É baixa a possibilidade de um eventual impeachment frear a Lava Jato e resultar num acordão para evitar que haja dano maior à classe política. A Lava Jato assumiu um proporção no debate público que dificilmente poderá ser abafada.

Muitos dos que estão conduzindo o impeachment da presidente Dilma serão as próximas vítimas da guilhotina. Em relação a Eduardo Cunha, presidente da Câmara, há um caminhão de provas. Ele está apostando no impeachment da presidente para criar uma confusão maior e deixar seu problema em segundo plano. Se houver um impeachment de Dilma, qual é a chance de Cunha se salvar? Nenhuma.

O listão da Odebrecht, um aperitivo do material apreendido pela Lava Jato, tem nomes da oposição na Câmara que agem com enorme hipocrisia ao discursar contra a corrupção. Caciques do PSDB, como o senador Aécio Neves e alguns deputados que articulam o impeachment, provavelmente vão responder a inquéritos no âmbito da Lava Jato.

A força-tarefa de Curitiba descobriu eventuais crimes da Odebrecht em governos estaduais. Há uma anotação de um executivo da empresa apontando propina de 5% num contrato de 2002 com o governo paulista, na época nas mãos de Geraldo Alckmin.

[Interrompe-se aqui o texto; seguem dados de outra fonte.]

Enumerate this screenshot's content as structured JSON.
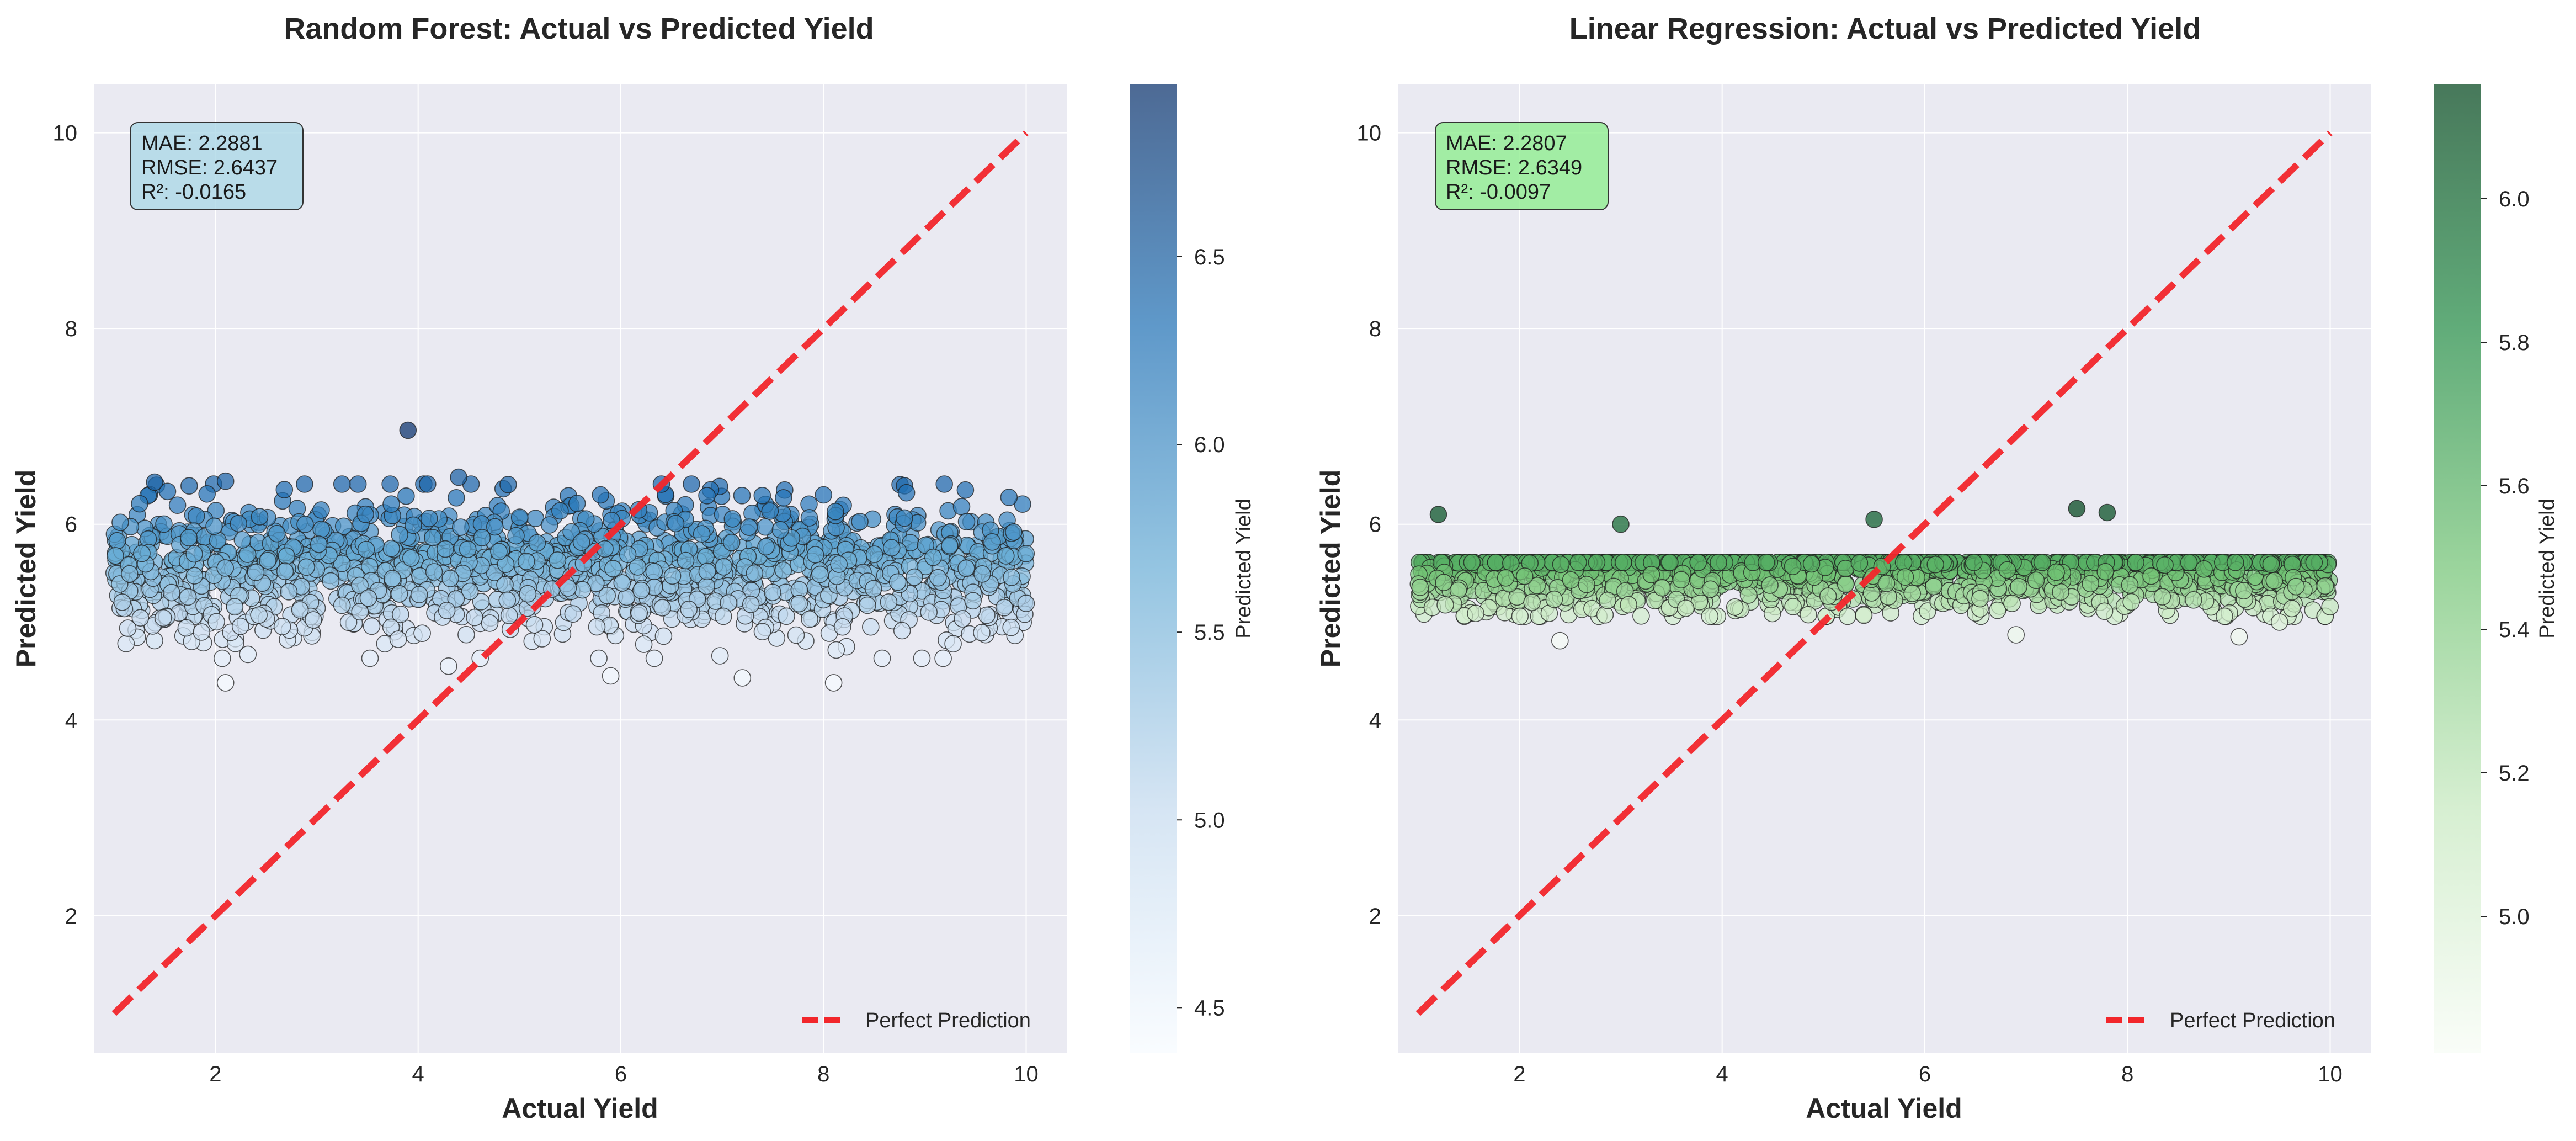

A jornalod_jornallista Monica Bergamo, em sua coluna na Folha de S.Paulo, publicou na semana passada uma informação importante: além de políticos, a investigação sobre a Odebrecht pode atingir figuras do Judiciário, do Ministério Público e das Forças Armadas. Há muita coisa ainda a ser investigada pela Lava Jato, inclusive informações fornecidas por outras empreiteiras.

O eventual impeachment da presidente não será o prenúncio da morte da Lava Jato. Haverá vozes na sociedade civil brasileira, que é complexa e vai muito além dos fascistas de redes sociais, a contestar uma eventual moralidade seletiva.